What does assignment operator means in return statements, like return t =...?

Question

I have question: What does it mean to return an assignment expression like in my code example? I have an enum, and I have overridden the ++:operator. So it is possible to switch between lights in my short example - but there is a part in the code I dont understand. The code compiles and work fine.

Code:

enum Traficlight
{green, yellow, red };

Traficlight& operator++(Traficlight& t)
{
    switch (t)
    {
    case green: return t = Traficlight::yellow; //Here <--
    case yellow: return t = Traficlight::red; //Here <--
    case red: return t = Traficlight::green; //Here <--
    default:
        break;
    }
}

int main()
{


    Traficlight Trafic = Traficlight::green;
    Trafic++;

    if (Trafic == Traficlight::yellow)
    {
        cout << "Light is Yellow" << endl;
    }

    string in;

    cin >> in;

}

What does the return t = Traficlight::yellow mean, why can't I just return Traficlight::yellow?

Answer 1

In the return instructions, the operator assigns to t which is a reference (modifies it) then returns the value.

That's what an incrementation operator does: modifies & returns reference at the same time so the incremented value can be used in another operation.

Answer 2

t = Traficlight::yellow writes Traficlight::yellow into t.

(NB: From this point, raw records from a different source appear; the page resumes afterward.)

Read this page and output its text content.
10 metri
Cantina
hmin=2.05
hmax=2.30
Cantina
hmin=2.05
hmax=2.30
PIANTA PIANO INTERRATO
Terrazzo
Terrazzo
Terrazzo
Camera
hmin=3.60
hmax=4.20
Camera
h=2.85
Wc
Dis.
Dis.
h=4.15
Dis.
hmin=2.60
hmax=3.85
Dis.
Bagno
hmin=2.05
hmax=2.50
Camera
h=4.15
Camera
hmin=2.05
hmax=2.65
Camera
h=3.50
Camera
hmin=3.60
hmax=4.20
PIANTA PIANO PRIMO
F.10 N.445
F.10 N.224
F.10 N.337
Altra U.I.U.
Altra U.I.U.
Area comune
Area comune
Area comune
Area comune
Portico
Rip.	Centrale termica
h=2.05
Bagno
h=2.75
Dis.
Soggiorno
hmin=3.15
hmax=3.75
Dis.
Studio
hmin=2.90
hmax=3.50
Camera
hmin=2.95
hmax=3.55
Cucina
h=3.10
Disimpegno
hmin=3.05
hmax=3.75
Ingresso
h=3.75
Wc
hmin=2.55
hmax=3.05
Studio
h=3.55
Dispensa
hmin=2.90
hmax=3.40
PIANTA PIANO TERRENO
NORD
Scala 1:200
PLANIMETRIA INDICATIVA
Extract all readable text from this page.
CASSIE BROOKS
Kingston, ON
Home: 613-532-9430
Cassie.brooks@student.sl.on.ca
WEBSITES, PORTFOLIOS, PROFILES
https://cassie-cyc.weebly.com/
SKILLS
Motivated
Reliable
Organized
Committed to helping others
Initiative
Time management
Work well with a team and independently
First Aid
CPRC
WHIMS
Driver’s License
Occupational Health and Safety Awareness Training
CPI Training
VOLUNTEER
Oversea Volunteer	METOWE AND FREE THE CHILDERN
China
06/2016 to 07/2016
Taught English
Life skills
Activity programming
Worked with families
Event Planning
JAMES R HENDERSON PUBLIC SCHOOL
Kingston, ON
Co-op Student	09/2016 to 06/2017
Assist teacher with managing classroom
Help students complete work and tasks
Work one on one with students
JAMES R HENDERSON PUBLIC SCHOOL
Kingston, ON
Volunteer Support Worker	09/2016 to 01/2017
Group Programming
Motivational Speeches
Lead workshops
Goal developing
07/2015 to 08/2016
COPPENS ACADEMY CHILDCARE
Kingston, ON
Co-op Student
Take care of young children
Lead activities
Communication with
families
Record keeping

The result of that expression is also Traficlight::yellow, so this:

return t = Traficlight::yellow;

is equal to:

t = Traficlight::yellow;
return t;

In the function above, reference to t was received as argument, so changing value of t is in fact relevant.

Answer 3

Your function receives argument by reference:

Traficlight& operator++(Traficlight& t)

And it is a ++ operator, so semantically it must increment it's operand and then return reference to that operand. So you must do two actions:

// Assign new value to the t
t = Traficlight::yellow;
// Return rusult
return t;

This can be written in one line because assignment operator returns the assigned value.

Answer 4

It assigns value to t variable (and in your code t is reference type so the change is visible outside), and then return value of t variable.

Answer 5

The expression Traficlight::yellow would be an rvalue, and your function returns a reference to t after changing t's value, which is an lvalue. Assignment operator= on its own returns a reference to its left argument.

The code is ill-formed, some old compilers consider it IFNDR.

One thing though post-increment operator++ in expression Trafic++ is expected to return value before incrementation and would have different signature, so this implementation is misleading and seems to be mixed up with pre-increment operator++. It actually looks like you're using an old non-conforming compiler which allows use of built-in increment operator on an enum (some ancient Visual Studio?). In this case it's a bug and your operator++ isn't used at all.

Changing signature to Traficlight& operator++(Traficlight& t, int) would make it compile, although behaviour would be non-idiomatic. ++Trafic; also would compile by a standard compiler.

PS. Idiomatic post-increment looks something like this, no reference returned:

Traficlight operator++(Traficlight& t)
{
    switch (t)
    {
    case green: t = Traficlight::yellow; return Traficlight::green;
    case yellow: return t = Traficlight::red; return Traficlight::yellow;
    case red: return t = Traficlight::green; return Traficlight::red;
    default:
        break;
    }
}

++Torch can be used as an lvalue. Torch++ cannot, it is supposed to return the old value of variable. It's easy to remember which signature to use - for unary operators argument goes after the operator. If argument goes before operator, it must be a binary one. Except here the second argument doesn't exist.